Posted by: Erik M | Feb 8, 2017 10:30:11 PM

Bruce. You are doing very well. With only 3% decarceration, the murder rate shot up 15% in 20 big cities. Imagine if the decarceration lawyers get their way, and 50% of the prisons are emptied out of "non-violent" drug offenders. You will be in hog heaven, with the bodies stacked to the ceiling.

Posted by: David Behar | Feb 8, 2017 10:30:59 PM

Paul, Trump's comments about murder that got the statistics wrong were some off-the-cuff remarks on Tuesday when Trump had a round-table-type discussion with sheriffs. I am certain Trump meant to stress the fact that the murder rate *increased at the highest rate* in 40+ years, not that the current rate was the highest in 40+ years.

In the formal speech today, Trump got the facts right: "Murders in 2015 experienced their largest single-year increase in nearly half a century."

Whatever Trump knows or believe, this speech highlights how he sees immigration and drugs and crime to be linked, and I think he (and his new AG) are going to respond in various ways based on this view.

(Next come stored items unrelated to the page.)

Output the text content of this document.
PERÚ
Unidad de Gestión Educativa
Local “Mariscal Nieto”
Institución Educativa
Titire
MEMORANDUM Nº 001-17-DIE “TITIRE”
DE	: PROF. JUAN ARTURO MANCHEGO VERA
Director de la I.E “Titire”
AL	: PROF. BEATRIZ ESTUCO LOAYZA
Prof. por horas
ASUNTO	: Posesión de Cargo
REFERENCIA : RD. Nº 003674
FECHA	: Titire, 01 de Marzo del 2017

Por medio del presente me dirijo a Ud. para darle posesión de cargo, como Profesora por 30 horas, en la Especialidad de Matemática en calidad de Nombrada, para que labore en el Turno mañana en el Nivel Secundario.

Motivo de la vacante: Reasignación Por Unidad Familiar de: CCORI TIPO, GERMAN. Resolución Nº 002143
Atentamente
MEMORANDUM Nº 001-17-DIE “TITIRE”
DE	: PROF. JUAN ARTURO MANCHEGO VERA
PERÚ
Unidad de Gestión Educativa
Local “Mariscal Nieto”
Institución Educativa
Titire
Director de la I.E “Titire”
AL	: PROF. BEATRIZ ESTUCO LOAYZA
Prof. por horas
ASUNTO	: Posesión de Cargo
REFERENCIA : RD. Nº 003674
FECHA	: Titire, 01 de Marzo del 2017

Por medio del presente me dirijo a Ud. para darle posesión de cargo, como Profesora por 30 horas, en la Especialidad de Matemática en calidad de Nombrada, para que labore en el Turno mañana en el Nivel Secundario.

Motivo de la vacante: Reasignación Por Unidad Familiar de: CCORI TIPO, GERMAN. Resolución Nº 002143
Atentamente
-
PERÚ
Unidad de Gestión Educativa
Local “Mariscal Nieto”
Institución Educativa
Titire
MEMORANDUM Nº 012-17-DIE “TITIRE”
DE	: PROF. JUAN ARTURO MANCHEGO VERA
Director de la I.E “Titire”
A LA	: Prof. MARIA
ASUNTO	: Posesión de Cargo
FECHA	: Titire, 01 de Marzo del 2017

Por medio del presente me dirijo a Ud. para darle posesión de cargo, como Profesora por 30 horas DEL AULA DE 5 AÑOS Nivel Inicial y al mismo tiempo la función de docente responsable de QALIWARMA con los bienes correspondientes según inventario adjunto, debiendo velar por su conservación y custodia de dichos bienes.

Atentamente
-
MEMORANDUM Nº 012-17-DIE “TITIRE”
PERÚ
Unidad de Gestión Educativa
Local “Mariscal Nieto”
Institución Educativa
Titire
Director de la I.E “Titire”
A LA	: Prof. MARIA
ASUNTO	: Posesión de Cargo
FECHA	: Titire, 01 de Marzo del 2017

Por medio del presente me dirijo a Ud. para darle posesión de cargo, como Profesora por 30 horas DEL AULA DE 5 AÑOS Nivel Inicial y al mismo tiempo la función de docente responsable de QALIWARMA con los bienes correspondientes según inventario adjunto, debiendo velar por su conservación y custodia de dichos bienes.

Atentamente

Posted by: Doug B. | Feb 8, 2017 10:42:30 PM

Gorsuch called the criticism of judges by Trump, disheartening and demoralizing. His nominations should be withdrawn.

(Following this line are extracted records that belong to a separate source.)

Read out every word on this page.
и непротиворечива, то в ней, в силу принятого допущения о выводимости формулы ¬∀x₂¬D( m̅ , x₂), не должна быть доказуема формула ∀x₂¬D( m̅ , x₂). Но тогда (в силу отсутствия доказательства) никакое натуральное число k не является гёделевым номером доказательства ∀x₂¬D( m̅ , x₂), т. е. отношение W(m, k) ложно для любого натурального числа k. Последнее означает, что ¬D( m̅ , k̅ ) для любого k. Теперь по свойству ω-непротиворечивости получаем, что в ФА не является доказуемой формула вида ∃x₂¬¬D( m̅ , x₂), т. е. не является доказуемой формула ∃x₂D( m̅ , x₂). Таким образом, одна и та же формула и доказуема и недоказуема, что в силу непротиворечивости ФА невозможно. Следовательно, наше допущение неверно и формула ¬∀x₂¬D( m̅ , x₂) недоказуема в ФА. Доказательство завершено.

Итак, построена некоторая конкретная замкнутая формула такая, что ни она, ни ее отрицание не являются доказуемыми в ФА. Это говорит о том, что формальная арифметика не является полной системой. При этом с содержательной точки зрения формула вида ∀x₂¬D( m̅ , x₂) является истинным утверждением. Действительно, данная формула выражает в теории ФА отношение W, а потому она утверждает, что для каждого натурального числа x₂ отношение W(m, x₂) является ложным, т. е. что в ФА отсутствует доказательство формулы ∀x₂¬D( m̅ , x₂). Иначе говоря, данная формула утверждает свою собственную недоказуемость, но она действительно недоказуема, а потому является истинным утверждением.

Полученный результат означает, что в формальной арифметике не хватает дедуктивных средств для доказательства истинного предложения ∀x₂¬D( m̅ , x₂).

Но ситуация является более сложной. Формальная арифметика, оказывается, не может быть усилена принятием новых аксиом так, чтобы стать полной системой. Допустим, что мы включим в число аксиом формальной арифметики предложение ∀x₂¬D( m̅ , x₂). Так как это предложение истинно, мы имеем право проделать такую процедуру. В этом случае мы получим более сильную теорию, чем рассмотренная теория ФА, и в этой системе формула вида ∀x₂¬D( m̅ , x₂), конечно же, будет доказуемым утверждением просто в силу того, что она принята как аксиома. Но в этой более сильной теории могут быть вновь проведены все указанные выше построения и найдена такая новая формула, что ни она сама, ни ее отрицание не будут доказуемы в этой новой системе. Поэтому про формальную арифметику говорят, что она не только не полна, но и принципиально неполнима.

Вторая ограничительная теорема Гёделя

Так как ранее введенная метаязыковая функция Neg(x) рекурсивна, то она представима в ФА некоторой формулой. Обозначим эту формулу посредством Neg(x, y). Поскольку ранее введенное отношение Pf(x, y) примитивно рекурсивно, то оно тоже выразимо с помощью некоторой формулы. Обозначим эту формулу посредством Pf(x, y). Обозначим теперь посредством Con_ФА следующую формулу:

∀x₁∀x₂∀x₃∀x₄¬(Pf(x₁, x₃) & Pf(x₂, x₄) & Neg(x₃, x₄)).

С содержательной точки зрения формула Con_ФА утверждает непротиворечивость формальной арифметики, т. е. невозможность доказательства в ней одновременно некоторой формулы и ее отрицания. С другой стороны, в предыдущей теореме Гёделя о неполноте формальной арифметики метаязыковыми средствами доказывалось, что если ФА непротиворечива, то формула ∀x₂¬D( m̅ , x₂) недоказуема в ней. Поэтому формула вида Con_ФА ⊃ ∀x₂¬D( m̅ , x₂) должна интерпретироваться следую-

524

Posted by: David Behar | Feb 9, 2017 8:07:52 AM

Mr. Behar,

I am not sure what you mean by the comment "You are doing very well." Health? Financially? Something else? If you mean financially, you are off base. Most criminal cases are represented by court appointed lawyers, whether public defenders or private attorneys appointed by the court.

For most criminal cases, we are paid $55.00 an hour. With a 60% overhead cost, I don't make as much as a brick mason. For capital cases, the irony is that the court reporter probably makes more per hour to write down what I say as I do to say it, when you consider the reporter's overhead and expense is a laptop computer and mine is rent, staff, light bill, etc.

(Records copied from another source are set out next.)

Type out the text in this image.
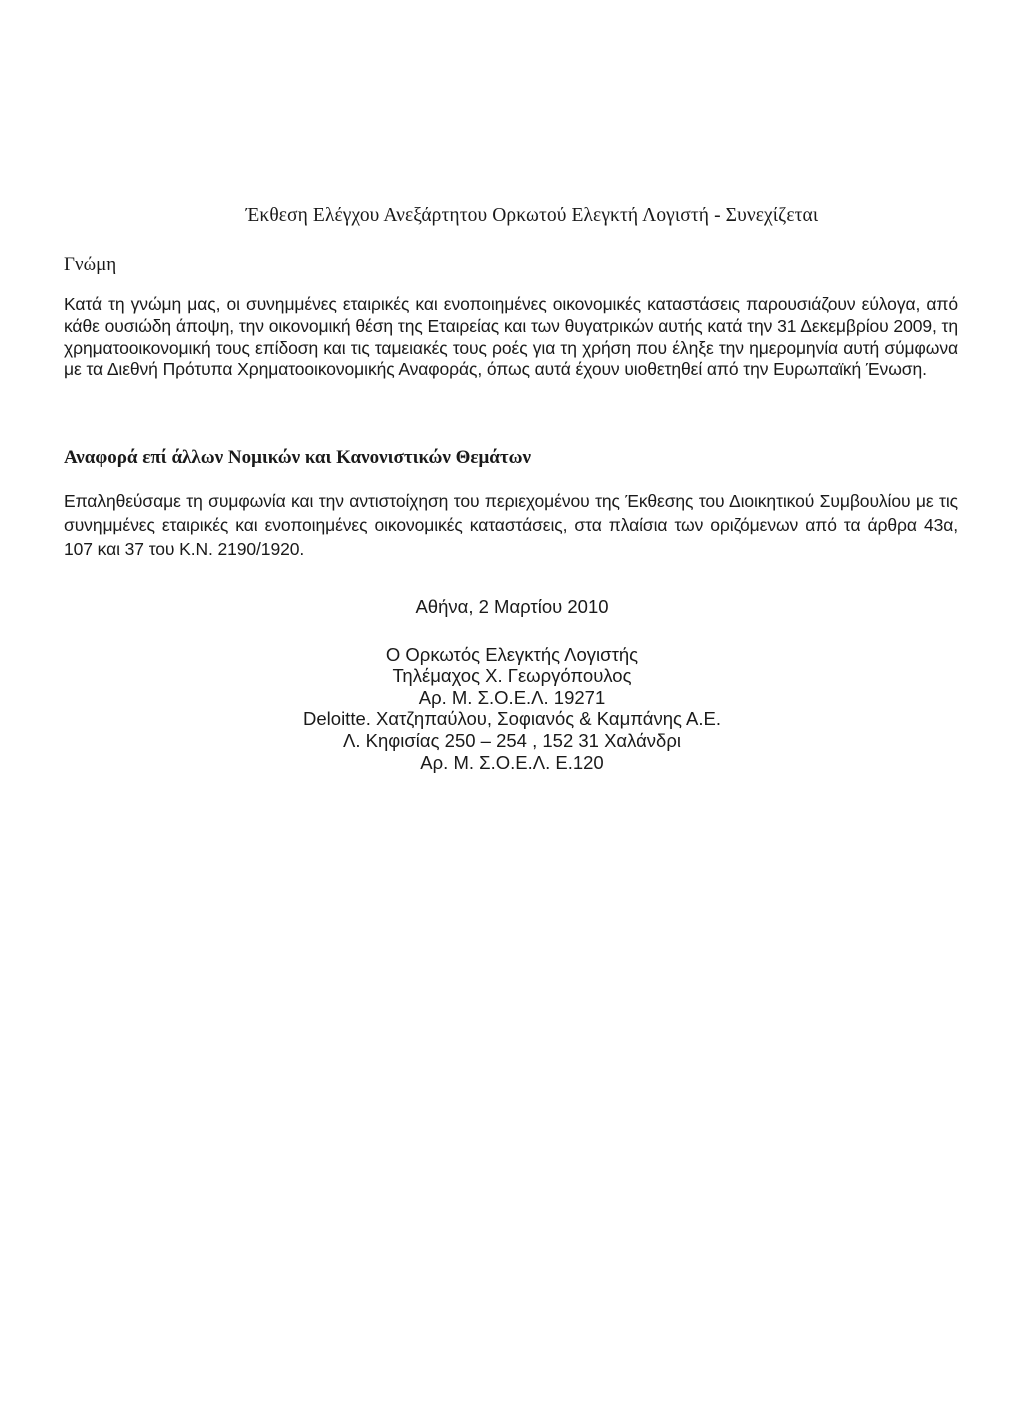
Έκθεση Ελέγχου Ανεξάρτητου Ορκωτού Ελεγκτή Λογιστή - Συνεχίζεται
Γνώμη
Κατά τη γνώμη μας, οι συνημμένες εταιρικές και ενοποιημένες οικονομικές καταστάσεις παρουσιάζουν εύλογα, από κάθε ουσιώδη άποψη, την οικονομική θέση της Εταιρείας και των θυγατρικών αυτής κατά την 31 Δεκεμβρίου 2009, τη χρηματοοικονομική τους επίδοση και τις ταμειακές τους ροές για τη χρήση που έληξε την ημερομηνία αυτή σύμφωνα με τα Διεθνή Πρότυπα Χρηματοοικονομικής Αναφοράς, όπως αυτά έχουν υιοθετηθεί από την Ευρωπαϊκή Ένωση.
Αναφορά επί άλλων Νομικών και Κανονιστικών Θεμάτων
Επαληθεύσαμε τη συμφωνία και την αντιστοίχηση του περιεχομένου της Έκθεσης του Διοικητικού Συμβουλίου με τις συνημμένες εταιρικές και ενοποιημένες οικονομικές καταστάσεις, στα πλαίσια των οριζόμενων από τα άρθρα 43α, 107 και 37 του Κ.Ν. 2190/1920.
Αθήνα, 2 Μαρτίου 2010
Ο Ορκωτός Ελεγκτής Λογιστής
Τηλέμαχος Χ. Γεωργόπουλος
Αρ. Μ. Σ.Ο.Ε.Λ. 19271
Deloitte. Χατζηπαύλου, Σοφιανός & Καμπάνης Α.Ε.
Λ. Κηφισίας 250 – 254 , 152 31 Χαλάνδρι
Αρ. Μ. Σ.Ο.Ε.Λ. Ε.120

Posted by: bruce cunningham | Feb 9, 2017 8:53:49 AM

Yesterday, I realized that, if the hourly rate charged to my clients in court costs actually reflected what I got paid, my salary would be more than triple what it is now. That was a fun revelation.

Posted by: Erik M | Feb 9, 2017 1:49:02 PM

Bruce. Call me, David. If I were to follow you during a whole work day, with a stop watch, how much time would I clock your doing substantive client work of any kind, including reading about a case, writing, calling, speaking to people about the case?

Posted by: David Behar | Feb 9, 2017 11:02:37 PM

David, I don't have "work days." I think about cases in the shower, driving, walking the dog. My best thinking occurs in the interlude between awakening and getting out of the bed. Sometimes I put a legal pad on the floor by the bed, to capture those ephemeral but insightful thoughts that come in the early morning.

I work weekends, holidays, nights. I remember an interview on TV in which the interviewer, I think it was Dick Cavett, asked Richard Rogers and Oscar Hammerstein about how they collaborated on the score and the music. Cavett asked which came first, the music or the lyrics. The answer was "neither. What comes first is the idea." That is the way a trial lawyer works.